Из дневников. 20-30-е годы
Шрифт:
Сегодня утром, пока Билл отсыпался после вчерашнего, ходил в Лувр. Ника Самофракийская выше всяких похвал, да и Венера Милосская немногим хуже. Египетские залы еще не исследовал. Что же до живописи, то мне довольно скоро сильно наскучили Лебрен и Лесюэр, и даже Пуссен, которого я насмотрелся до одури. Зато я открыл для себя Филиппа де Шампеня [113] . Мантенья превосходен. Люблю древо познания в «Sagesse Victorieuse» [114] . Билл вот-вот пробудится.
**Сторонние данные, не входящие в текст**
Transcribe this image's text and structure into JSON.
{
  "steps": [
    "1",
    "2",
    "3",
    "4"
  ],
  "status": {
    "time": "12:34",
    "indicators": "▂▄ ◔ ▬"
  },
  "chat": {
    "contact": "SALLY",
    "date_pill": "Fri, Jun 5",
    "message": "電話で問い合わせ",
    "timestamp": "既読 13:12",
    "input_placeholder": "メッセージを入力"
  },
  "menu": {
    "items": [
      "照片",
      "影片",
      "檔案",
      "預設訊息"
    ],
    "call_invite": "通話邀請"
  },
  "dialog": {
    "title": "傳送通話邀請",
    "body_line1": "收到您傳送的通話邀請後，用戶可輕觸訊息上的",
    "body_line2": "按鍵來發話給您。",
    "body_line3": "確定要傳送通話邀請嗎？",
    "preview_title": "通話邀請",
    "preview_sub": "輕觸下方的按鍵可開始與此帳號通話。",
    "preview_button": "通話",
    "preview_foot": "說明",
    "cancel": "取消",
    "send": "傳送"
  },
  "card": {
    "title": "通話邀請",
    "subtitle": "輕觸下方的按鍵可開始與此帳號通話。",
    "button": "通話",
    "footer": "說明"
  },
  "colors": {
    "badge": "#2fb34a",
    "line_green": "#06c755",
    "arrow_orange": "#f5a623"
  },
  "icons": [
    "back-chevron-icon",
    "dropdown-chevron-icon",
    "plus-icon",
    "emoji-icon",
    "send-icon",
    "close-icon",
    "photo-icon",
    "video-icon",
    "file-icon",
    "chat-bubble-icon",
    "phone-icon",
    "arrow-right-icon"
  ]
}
Пора возвращаться.
113
Шарль Лебрен (1619–1690), Эсташ Лесюэр (1617–1655), Никола Пуссен (1594–1665), Филипп де Шампень (1602–1674) —
114
«Победоносная мудрость» (франц.). Полное название картины итальянского художника и гравера эпохи Раннего Возрождения Андреа Мантенья (1431–1506) «Победоносная мудрость, изгоняющая пороки».
Только и разговоров что о новом годе. Хочется надеяться, что он будет удачнее прошлого. <…>
<…> По пути остановились в Оксфорде, и я купил себе жилет и несколько книг, в том числе стихи Т. С. Элиота — они на удивление прекрасны, но малопонятны; есть в них что-то неуловимо пророческое.
Миссис Грэм с веселым шумом отбыла в Лондон, и в доме — если не считать громкого стука молотков, жалобного скрипа передвигаемой мебели и болтовни прислуги — воцарился покой.
Бал оказался еще хуже, чем можно было ожидать, и продолжался до половины пятого утра. Аластер пил шампанское и обратно вел машину по берегу.
Вчера отдыхали. Стихи Т. С. Элиота неправдоподобно хороши.
Вчера провалялся в постели все утро и в церковь не пошел. Утром зашел к Клоду, а после обеда неожиданно в своем красном автомобиле прикатили Лиза с Робертом, <…> и я решил, о чем сейчас очень жалею, поехать в Лондон повидать Оливию. Застали ее в спальне, заваленной чулками и газетами. Укладывала в сумку бутылки. Раздалась, стала еще толще, говорит исключительно о себе, причем как-то отстраненно и бессвязно. Некоторое время сидел на ее постели и пытался, чувствуя, как падает сердце, ее разговорить, а потом пошел вместе с Ричардом пить коктейль. <…> Вернулся на поезде в ужасном настроении — уже несколько недель не было такого. На обратном пути подумал, что надо бы написать роман — но ничего подобного я, конечно же, не сделаю.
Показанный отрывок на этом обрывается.